Viagem a Darjeeling: o espiritual e o político

Viagem a Darjeeling: o espiritual e o político

Por tratarmos aqui neste espaço de filmes de gêneros distintos e de diferentes origens e intenções, de maneira universalista, não me aterei a classificá-los – de forma rasa – entre a simplista separação “filme comercial” e “filme de arte”. Pois, não obstante, todo filme é comercial em última instância, não havendo separação; e sendo a arte também comercial num mundo em que tudo é comerciável.

Dito isso, gostaria de tratar de um filme que a mim se tornou bastante dúbio no decorrer do tempo: Viagem a Darjeeling (Darjeeling Limited, 2007) do diretor Wes Anderson. Dúbio pelo seguinte: sempre gostei, na minha adolescência, do diretor Wes Anderson, sempre o vi como alguém que sabe transmitir aquilo que intende com refinada sensibilidade e notável peculiaridade. No entanto, conforme fui estudando cinema e amadurecendo o cinema dentro de mim, fui também me aprofundando em um cinema, nacional ou estrangeiro, que eu acreditava ser mais diretamente político – como as obras do brasileiro Glauber Rocha, do francês Jean-Luc Godard e do italiano Pier Paolo Pasolini, entre outros. E passei a desconsiderar a grande maioria dos outros tipos de produção que não possuíssem tal tipo de “apelo”.

Foi então, recentemente, que, ao me lembrar do tanto que Darjeeling me tocou e marcou um período de minha vida, e depois de um processo de “re-aceitação” de que todo filme se destrinchado com um viés bem intencionado pode emanar frutos e ensinamentos – ainda que pela superação de negatividades –, percebi o quanto me significaria repassar as compreensões que tive nas vezes em que assisti-lo.  

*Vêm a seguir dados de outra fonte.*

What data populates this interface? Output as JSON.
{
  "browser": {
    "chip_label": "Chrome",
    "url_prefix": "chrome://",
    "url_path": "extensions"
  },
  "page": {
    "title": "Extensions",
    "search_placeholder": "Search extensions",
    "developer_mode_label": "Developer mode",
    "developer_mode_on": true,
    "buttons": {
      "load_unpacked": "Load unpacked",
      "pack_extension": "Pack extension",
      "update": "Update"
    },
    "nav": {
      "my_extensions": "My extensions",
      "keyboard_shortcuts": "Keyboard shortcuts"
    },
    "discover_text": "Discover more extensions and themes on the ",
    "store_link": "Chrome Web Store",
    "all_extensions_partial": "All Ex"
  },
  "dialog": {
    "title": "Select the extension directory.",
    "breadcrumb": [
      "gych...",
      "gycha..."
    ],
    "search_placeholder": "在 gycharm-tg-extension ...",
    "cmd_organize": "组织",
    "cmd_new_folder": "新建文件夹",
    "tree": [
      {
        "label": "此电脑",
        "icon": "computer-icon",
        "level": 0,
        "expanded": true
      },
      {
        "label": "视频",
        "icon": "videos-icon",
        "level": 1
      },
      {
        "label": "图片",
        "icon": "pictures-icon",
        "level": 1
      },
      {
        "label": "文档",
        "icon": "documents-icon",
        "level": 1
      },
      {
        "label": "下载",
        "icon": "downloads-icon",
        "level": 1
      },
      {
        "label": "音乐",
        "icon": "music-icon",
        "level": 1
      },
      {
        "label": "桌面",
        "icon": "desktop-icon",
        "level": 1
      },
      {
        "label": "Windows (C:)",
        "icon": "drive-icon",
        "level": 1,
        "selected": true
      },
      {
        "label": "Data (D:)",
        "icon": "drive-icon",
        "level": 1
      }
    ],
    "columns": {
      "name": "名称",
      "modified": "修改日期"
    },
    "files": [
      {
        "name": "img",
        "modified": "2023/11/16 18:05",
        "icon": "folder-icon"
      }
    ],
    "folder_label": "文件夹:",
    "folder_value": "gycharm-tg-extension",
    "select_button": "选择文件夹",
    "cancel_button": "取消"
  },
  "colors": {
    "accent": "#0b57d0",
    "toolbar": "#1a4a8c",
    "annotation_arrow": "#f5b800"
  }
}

Através de seu jeito característico de transmitir estórias, eminentemente familiares, Wes Anderson se propõe a relatar em Viagem a Darjeeling o processo de reconciliação de três irmãos após a morte de vosso pai.  Um deles sugere, numa intenção supostamente bem compreendida, que o melhor a se fazer para concretizar tal reconciliação seria uma jornada espiritual e de autoconhecimento pela Índia, local sagrado e não menos, infelizmente, “fetichizado” por aqueles que buscam algum tipo de espiritualização. Quando eu digo “fetichizado” me refiro à maneira em que algumas pessoas entendem este processo de busca espiritual e acreditam que indo a locais historicamente sagrados e, de fato, centros de enorme conhecimento, automaticamente  irão “ascensionar” espiritualmente; desprezando todo esforço e disciplina interior e de prática diária que deve-se manter para alcançar alguns resultados (não digo eu saber o segredo de tudo isso, mas consigo ver um pouco da complexidade de um processo de “espiritualização” de determinado ser). E é este tipo de postura e pensamento que rege a organização da viagem proposta por um dos irmãos, num esforço eufórico e em grande parte frustrado de entrar em contato com o sagrado e se resolverem como irmãos, isso tudo representado com bastante humor. O interessante é que, a compreensão maior, é colocada de modo bastante esclarecido: que a reconciliação e a boa convivência se dá a partir do momento em que eles têm, internamente, resolvidas as questões concernentes a eles próprios – ou seja, eles conseguem se aceitar e se perdoar finalmente – e aquelas que dizem respeito a seus irmãos que, por que não, são espelho de muitas das características deles mesmos; ou seja, aceitam as diferenças do outro e perdoam aquilo que não pode ser mudado mas sim superado com o tempo. Enfim se tornam um com o todo e com seus irmãos através do amor e da compaixão, independente do lugar que eles poderiam estar. E isto não deveria ser Política? Em sua essência, isso É política, afinal, somos todos irmãos.